Buyers gain tactical advantage from avoiding specificity of deal terms in the LOI. However, the buyer will want to be sure the seller is clear on exactly what is expected of him and how the transaction will move to closing, especially if the buyer is inexperienced, and have binding terms the protect the buyer from getting his time and money wasted.

  1. You want a tight (binding) “no-shop” or exclusivity agreement from the seller before spending the considerable amount of time and money necessary to conduct due diligence and draft documents.
  2. If you are unsure whether you will acquire the stock or assets, leave flexibility. Buyer will “acquire the business of the Company” or “acquire the assets or capital securities of the Company.”
  3. With few exceptions, leave yourself the flexibility and time necessary to complete due diligence review prior to agreeing to specific terms.
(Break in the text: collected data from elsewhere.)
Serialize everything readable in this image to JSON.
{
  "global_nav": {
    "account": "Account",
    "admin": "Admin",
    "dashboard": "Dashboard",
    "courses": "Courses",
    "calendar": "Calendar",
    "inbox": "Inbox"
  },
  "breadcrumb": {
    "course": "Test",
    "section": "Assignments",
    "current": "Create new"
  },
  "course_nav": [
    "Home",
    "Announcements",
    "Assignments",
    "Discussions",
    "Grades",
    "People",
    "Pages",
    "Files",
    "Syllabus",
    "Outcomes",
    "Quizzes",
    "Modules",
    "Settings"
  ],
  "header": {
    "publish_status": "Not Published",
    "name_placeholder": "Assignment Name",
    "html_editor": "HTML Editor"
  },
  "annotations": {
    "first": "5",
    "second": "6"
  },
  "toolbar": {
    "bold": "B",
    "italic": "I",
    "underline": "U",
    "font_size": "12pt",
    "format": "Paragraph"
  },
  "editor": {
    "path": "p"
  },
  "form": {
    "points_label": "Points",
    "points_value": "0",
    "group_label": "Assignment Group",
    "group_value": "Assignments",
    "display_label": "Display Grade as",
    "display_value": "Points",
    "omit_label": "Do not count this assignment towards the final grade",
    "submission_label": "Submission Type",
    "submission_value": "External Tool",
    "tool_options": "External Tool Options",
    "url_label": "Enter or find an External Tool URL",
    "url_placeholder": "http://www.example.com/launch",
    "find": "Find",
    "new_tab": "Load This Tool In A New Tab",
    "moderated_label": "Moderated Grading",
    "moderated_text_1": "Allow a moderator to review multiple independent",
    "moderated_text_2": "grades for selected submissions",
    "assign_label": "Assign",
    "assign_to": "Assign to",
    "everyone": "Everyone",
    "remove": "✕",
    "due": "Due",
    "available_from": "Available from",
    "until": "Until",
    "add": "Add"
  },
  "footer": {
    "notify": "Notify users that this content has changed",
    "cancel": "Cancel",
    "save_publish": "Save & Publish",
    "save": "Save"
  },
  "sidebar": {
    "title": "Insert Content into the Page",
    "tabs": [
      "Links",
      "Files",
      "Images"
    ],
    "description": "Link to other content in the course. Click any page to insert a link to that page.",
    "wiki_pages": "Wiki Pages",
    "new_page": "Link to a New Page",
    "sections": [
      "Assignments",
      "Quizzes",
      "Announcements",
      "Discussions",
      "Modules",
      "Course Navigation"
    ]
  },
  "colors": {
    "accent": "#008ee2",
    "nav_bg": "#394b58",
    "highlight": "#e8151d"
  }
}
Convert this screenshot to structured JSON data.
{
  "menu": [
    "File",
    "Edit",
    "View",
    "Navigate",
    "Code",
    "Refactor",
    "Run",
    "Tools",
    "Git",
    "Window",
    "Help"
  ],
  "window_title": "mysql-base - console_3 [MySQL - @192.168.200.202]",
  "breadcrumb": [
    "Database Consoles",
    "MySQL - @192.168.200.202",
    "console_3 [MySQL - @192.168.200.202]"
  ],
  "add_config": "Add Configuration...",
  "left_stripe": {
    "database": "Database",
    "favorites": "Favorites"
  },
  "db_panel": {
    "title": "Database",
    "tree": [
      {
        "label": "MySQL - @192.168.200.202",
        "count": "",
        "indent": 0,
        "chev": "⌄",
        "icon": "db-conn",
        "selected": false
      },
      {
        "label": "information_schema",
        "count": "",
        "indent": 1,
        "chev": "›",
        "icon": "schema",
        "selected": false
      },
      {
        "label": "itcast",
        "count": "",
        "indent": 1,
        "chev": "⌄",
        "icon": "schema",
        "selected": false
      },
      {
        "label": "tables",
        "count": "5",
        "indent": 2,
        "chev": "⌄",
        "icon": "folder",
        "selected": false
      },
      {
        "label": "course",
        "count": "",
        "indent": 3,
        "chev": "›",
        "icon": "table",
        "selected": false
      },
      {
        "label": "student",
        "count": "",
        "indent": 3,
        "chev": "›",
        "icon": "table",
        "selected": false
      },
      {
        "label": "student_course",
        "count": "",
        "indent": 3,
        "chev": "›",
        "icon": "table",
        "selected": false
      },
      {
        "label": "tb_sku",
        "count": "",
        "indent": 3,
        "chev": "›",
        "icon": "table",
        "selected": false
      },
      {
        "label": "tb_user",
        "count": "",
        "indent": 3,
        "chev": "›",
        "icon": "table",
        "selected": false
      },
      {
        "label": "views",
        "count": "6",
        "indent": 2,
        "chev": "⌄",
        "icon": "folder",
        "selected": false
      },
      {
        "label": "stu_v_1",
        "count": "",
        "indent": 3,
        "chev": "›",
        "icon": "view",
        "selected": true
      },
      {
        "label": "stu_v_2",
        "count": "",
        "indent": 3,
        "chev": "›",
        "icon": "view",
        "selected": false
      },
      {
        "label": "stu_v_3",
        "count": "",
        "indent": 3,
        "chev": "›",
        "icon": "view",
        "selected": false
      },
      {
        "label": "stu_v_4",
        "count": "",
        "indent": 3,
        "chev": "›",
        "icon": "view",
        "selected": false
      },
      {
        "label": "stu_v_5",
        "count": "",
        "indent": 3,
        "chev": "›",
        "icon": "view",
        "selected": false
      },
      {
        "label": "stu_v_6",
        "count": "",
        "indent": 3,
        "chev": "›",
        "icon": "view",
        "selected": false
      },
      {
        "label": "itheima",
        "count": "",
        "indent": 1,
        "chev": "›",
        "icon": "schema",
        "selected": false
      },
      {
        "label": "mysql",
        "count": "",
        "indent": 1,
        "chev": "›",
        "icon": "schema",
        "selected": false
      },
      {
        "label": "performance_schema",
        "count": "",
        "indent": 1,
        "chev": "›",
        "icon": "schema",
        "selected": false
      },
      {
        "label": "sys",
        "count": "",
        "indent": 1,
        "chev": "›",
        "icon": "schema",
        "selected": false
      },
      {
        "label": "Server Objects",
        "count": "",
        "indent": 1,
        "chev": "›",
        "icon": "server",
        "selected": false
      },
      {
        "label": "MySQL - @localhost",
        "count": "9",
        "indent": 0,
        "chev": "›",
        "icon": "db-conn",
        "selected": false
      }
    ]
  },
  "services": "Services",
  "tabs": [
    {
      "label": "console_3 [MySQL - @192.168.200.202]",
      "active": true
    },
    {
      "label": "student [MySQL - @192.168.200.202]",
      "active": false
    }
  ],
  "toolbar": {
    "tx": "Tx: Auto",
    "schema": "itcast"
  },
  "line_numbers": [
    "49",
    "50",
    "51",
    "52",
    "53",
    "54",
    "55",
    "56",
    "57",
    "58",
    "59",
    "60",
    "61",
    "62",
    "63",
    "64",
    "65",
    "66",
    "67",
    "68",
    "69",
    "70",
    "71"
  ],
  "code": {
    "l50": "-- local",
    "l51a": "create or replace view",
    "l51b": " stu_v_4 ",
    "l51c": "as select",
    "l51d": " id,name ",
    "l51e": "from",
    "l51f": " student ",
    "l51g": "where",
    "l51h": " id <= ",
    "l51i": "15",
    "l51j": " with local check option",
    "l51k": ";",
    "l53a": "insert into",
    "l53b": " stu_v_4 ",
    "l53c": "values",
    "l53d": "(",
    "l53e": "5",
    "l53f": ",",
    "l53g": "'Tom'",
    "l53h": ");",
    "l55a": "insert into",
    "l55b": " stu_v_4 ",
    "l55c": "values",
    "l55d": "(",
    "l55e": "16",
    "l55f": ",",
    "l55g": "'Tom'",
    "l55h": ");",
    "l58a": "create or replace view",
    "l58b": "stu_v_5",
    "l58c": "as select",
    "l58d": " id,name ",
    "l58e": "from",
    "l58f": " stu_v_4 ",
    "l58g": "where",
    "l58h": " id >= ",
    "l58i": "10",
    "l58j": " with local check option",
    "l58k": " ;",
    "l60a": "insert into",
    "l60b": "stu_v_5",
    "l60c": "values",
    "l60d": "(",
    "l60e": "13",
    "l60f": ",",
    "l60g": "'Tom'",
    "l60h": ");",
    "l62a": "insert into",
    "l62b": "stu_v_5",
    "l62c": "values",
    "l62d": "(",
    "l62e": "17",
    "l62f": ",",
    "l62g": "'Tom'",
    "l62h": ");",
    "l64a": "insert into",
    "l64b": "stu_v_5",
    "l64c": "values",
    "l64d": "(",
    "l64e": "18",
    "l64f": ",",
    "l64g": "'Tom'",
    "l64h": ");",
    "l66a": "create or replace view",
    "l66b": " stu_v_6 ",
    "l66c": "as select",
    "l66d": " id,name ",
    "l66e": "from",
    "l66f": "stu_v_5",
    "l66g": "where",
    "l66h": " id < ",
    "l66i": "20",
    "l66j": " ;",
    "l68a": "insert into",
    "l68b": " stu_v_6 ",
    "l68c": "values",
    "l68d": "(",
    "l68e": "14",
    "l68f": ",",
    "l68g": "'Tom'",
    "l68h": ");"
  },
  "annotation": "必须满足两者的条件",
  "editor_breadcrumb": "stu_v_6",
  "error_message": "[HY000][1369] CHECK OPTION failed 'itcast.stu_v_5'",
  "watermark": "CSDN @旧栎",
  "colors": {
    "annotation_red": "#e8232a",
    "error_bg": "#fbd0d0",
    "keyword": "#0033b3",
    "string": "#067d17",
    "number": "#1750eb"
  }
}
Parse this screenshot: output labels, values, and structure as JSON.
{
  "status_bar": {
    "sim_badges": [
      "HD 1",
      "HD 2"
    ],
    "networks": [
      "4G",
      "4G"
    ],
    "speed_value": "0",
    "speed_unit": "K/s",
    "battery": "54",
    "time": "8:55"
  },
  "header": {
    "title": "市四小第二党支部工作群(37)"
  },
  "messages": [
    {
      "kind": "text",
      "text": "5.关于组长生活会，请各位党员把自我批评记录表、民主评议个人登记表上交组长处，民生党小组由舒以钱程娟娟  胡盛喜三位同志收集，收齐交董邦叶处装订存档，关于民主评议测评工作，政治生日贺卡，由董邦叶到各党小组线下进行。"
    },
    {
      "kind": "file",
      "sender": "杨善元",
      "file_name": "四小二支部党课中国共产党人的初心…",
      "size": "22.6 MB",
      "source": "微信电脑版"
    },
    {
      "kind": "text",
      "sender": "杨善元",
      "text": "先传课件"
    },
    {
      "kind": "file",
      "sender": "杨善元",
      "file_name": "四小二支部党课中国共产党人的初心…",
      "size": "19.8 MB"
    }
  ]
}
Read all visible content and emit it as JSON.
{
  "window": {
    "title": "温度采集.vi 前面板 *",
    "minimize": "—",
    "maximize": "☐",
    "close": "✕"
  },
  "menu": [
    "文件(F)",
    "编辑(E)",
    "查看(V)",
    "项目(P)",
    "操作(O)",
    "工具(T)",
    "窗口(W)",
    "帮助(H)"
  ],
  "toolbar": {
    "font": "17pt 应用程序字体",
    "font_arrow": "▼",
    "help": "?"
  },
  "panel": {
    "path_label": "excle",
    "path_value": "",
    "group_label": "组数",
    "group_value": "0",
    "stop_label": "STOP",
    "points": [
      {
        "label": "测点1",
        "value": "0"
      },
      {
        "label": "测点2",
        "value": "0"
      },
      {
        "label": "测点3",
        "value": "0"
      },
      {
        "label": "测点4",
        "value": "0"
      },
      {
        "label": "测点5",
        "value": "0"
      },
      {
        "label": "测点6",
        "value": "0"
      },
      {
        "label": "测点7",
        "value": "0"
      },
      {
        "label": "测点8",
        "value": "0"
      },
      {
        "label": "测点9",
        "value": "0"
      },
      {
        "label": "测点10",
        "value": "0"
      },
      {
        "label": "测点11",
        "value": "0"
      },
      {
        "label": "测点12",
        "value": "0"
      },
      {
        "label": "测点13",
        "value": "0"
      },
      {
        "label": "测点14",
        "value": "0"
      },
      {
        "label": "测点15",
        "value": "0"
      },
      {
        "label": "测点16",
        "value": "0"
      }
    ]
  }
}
  4. Sellers typically resist a holdback or escrow, but it can be deal making or breaking for the buyer. If you want it, get it in at the LOI stage.
  5. If the buyer is aware of certain areas of potential liability, broach them at the LOI stage. Specify how such may affect the purchase price, the escrow amount, or structure of the transaction.
  6. Consider whether and to what extent the shareholders or management will be asked to personally make representations, and enter into employment and non-compete agreements. To the extent they will, get them in the LOI.
  7. Include the seller’s obligation to cooperate in due diligence as needed by buyer, as well as an obligation to negotiate in good faith. These obligations, which essentially prohibit the seller from unilaterally terminating or taking an unreasonable position to squash the deal.
  8. Bind the seller to managing the business “in the ordinary course” from LOI to closing. Consider as well a provision that the buyer cannot incur liabilities or purchase assets over a certain dollar amount.

Business purchase and sale transactions are complex. Success requires skilled communication, negotiation, and the savvy that comes with experience. The reward for “getting it right” can be considerable. Lack of experience and haste will lead to waste. If you’re new to it, gain the help of an experienced dealmaker. Not an attorney or an accountant, but a transaction broker or advisor. Lawyers and accountants are essential, but they are not dealmakers, and their overuse, in appropriate use, can result in a failure to close but success in spending a lot on professional fees.